Gold in them there hills?

Spread the love

We received an email from one of our readers concerning a mineral deposit off the road going from Mexicali to San Filipe. The fellow’s email said, “I have a friend who is a double PhD. soil scientist. He concurs that this type of salt used in the right proportions does wonders to restore mineral depleted soils.” He wondered if we could get him a sample.

His email contained these directions, “I have used a scale to estimate distances. Once you turn east on the small road near km. 103, the distance from the Carretera to the salt deposit is about 1.5 km. I’d like a sample from the bright white area just north of the road. Also, I’d like a sample from the area that is about 1 km. further east where it looks like ‘rabbit ears’. That would just be for an ‘apples to apples’ comparison of mineral content. A good way to prepare samples for shipping is in the 1 gallon ziploc type bags with the zipper. Call me anytime. My mailing address is…”

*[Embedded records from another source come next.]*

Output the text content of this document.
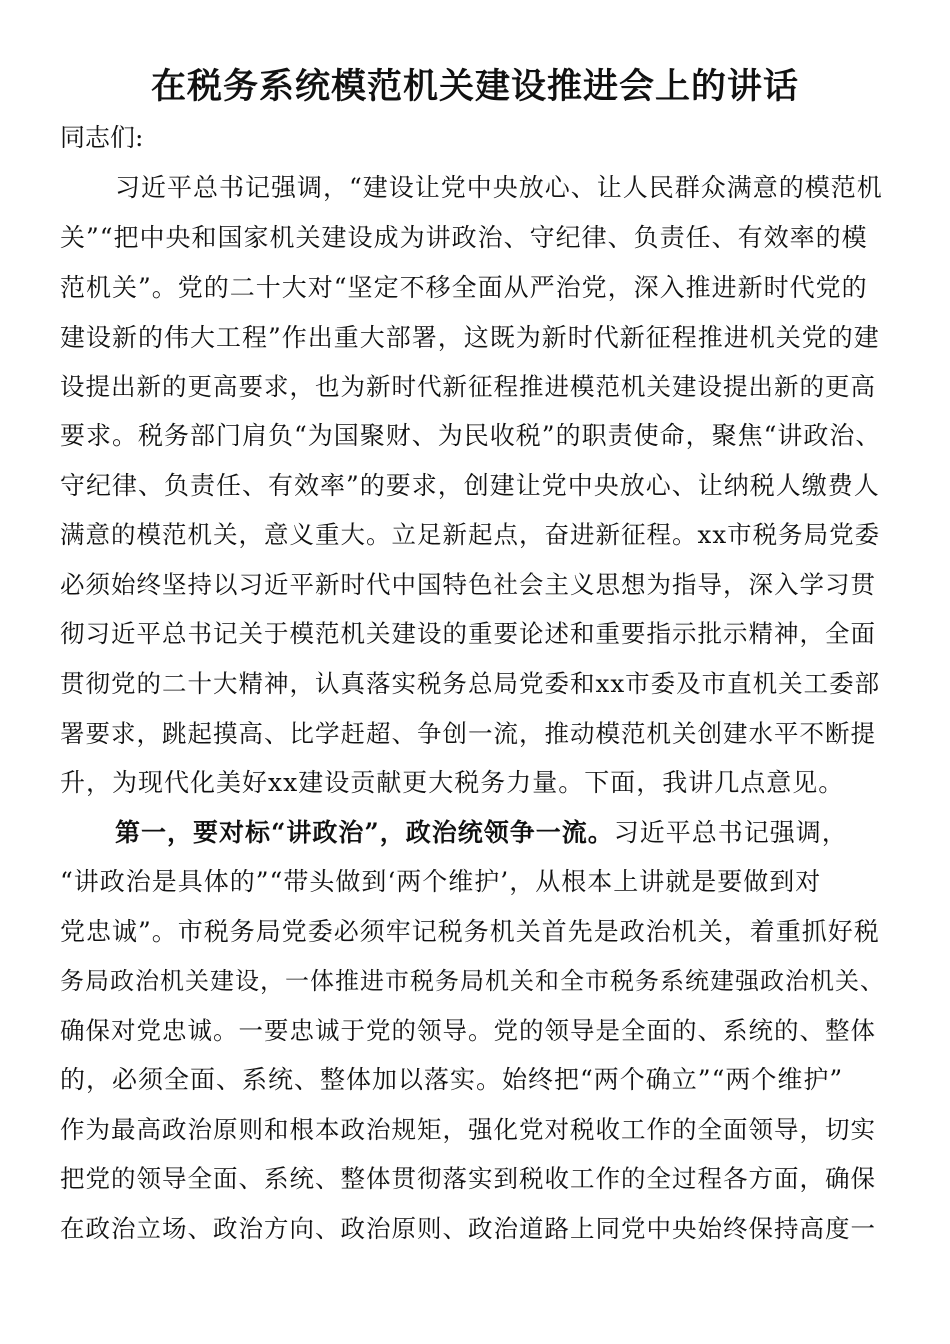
在税务系统模范机关建设推进会上的讲话
同志们:
习近平总书记强调，“建设让党中央放心、让人民群众满意的模范机
关”“把中央和国家机关建设成为讲政治、守纪律、负责任、有效率的模
范机关”。党的二十大对“坚定不移全面从严治党，深入推进新时代党的
建设新的伟大工程”作出重大部署，这既为新时代新征程推进机关党的建
设提出新的更高要求，也为新时代新征程推进模范机关建设提出新的更高
要求。税务部门肩负“为国聚财、为民收税”的职责使命，聚焦“讲政治、
守纪律、负责任、有效率”的要求，创建让党中央放心、让纳税人缴费人
满意的模范机关，意义重大。立足新起点，奋进新征程。xx市税务局党委
必须始终坚持以习近平新时代中国特色社会主义思想为指导，深入学习贯
彻习近平总书记关于模范机关建设的重要论述和重要指示批示精神，全面
贯彻党的二十大精神，认真落实税务总局党委和xx市委及市直机关工委部
署要求，跳起摸高、比学赶超、争创一流，推动模范机关创建水平不断提
升，为现代化美好xx建设贡献更大税务力量。下面，我讲几点意见。
第一，要对标“讲政治”，政治统领争一流。习近平总书记强调，
“讲政治是具体的”“带头做到‘两个维护’，从根本上讲就是要做到对
党忠诚”。市税务局党委必须牢记税务机关首先是政治机关，着重抓好税
务局政治机关建设，一体推进市税务局机关和全市税务系统建强政治机关、
确保对党忠诚。一要忠诚于党的领导。党的领导是全面的、系统的、整体
的，必须全面、系统、整体加以落实。始终把“两个确立”“两个维护”
作为最高政治原则和根本政治规矩，强化党对税收工作的全面领导，切实
把党的领导全面、系统、整体贯彻落实到税收工作的全过程各方面，确保
在政治立场、政治方向、政治原则、政治道路上同党中央始终保持高度一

Well, Jim checked out the location using Google Maps and answered the guy by email, “As I have it, the original spot 1.5 kilometers east from Highway 5 is at 31.750163 -115.057749, and “rabbit ears” is at 31.750510, -115.049295. If you input these coordinates, (essentially latitude and longitude) into Google Maps it will come up with the two locations.”

Jim also sent a picture from Google maps of how these coordinates appear for the site (red arrow). The site is indicated by the green arrow. Out at the end of the picture is the “rabbit ears” area where a concentrated supply of the special salt may be located.

Salt Deposit
Jim also said in his email that he could get the samples, but would have to charge the IRS rate of $0.56 per mile to the round trip of 138 miles, which is $77.28. In addition Jim said he would charge a simple flat $100.00 for his time. That brought the total to $177.00 rounded. Jim finished his email with, “To that, I will add on the postage. After the samples are mailed, I can send you the final total. You can either pay by check or I can bill you via PayPal – your choice.”

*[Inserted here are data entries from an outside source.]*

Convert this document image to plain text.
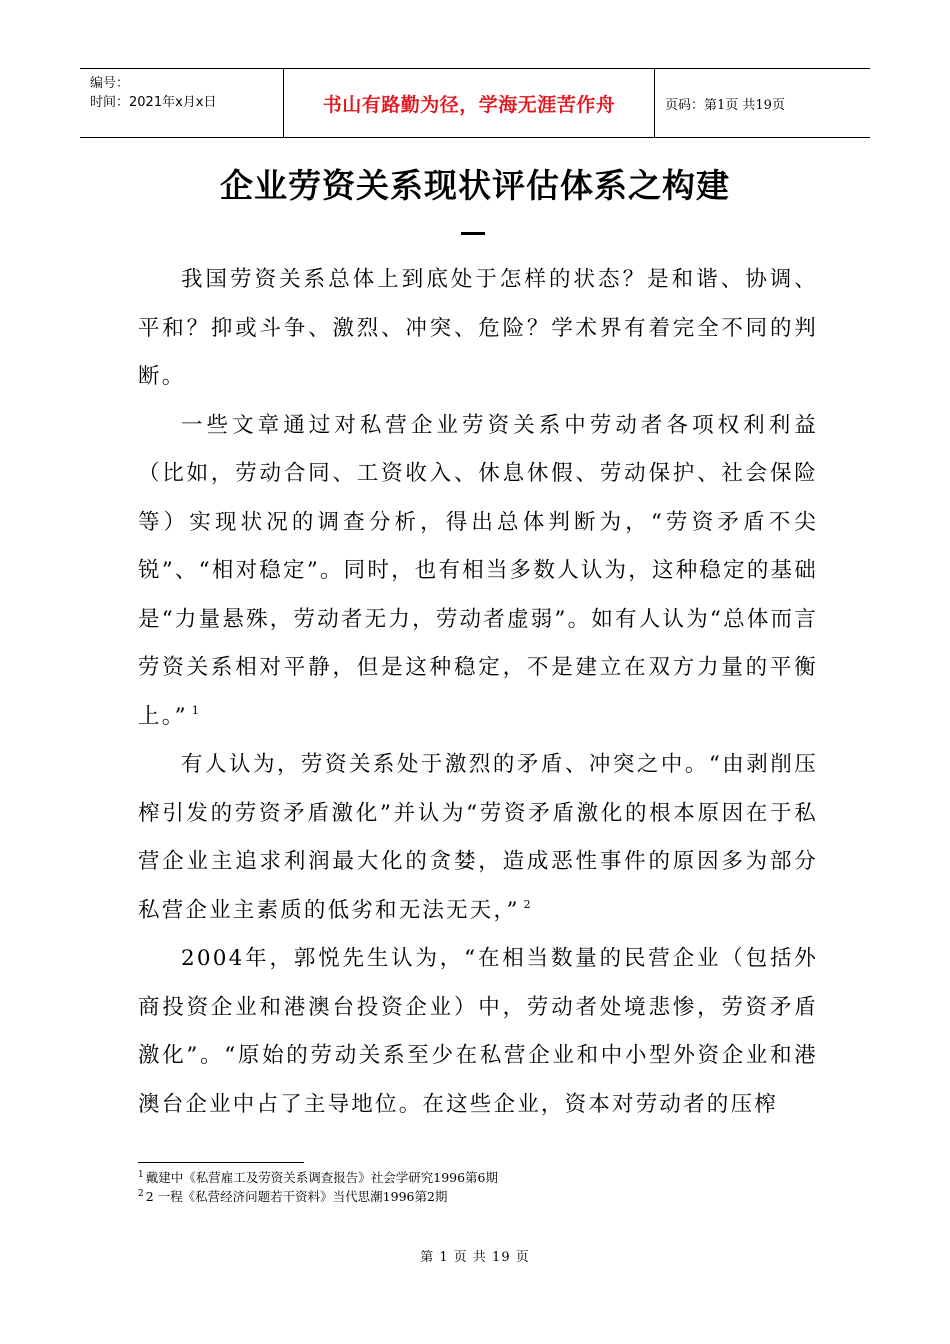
编号：
时间：2021年x月x日	书山有路勤为径，学海无涯苦作舟	页码：第1页 共19页
企业劳资关系现状评估体系之构建

我国劳资关系总体上到底处于怎样的状态？是和谐、协调、平和？抑或斗争、激烈、冲突、危险？学术界有着完全不同的判断。

一些文章通过对私营企业劳资关系中劳动者各项权利利益（比如，劳动合同、工资收入、休息休假、劳动保护、社会保险等）实现状况的调查分析，得出总体判断为，“劳资矛盾不尖锐”、“相对稳定”。同时，也有相当多数人认为，这种稳定的基础是“力量悬殊，劳动者无力，劳动者虚弱”。如有人认为“总体而言劳资关系相对平静，但是这种稳定，不是建立在双方力量的平衡上。” $^1$

有人认为，劳资关系处于激烈的矛盾、冲突之中。“由剥削压榨引发的劳资矛盾激化”并认为“劳资矛盾激化的根本原因在于私营企业主追求利润最大化的贪婪，造成恶性事件的原因多为部分私营企业主素质的低劣和无法无天，” $^2$

2004年，郭悦先生认为，“在相当数量的民营企业（包括外商投资企业和港澳台投资企业）中，劳动者处境悲惨，劳资矛盾激化”。“原始的劳动关系至少在私营企业和中小型外资企业和港澳台企业中占了主导地位。在这些企业，资本对劳动者的压榨

$^1$ 戴建中《私营雇工及劳资关系调查报告》社会学研究1996第6期
$^2$ 2 一程《私营经济问题若干资料》当代思潮1996第2期
第 1 页 共 19 页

After Jim sent off the email, he said, “This here guy ain’t never gonna answer.”

“What makes you think that?” I asked.

“The guy is associated with some sort’a church. Churches don’t pay, they just pass the hat—I’m a goin’ down there just the same.”

“Why on earth, Jim?”

“I might just try a dry panning down there for gold. Why the whole damn place was a river bottom. What could be better. Maybe ther’s gold in them there hills.”

The next morning at the crack of dawn, Jim set off for the road to San Felipe.

It was nearly getting dark when Jim returned. He had a real big smile on his face.

“Well, how did it go?” I asked.

Jim was beaming.

Gold?” I asked.

“Well, little darlin’, now even if I found gold, we ain’t sayin’ nothin’ to nobody about it. Now about what I found in Ocotillo Wells is a horse of a different color,” said Jim as he opened a can of cold beer.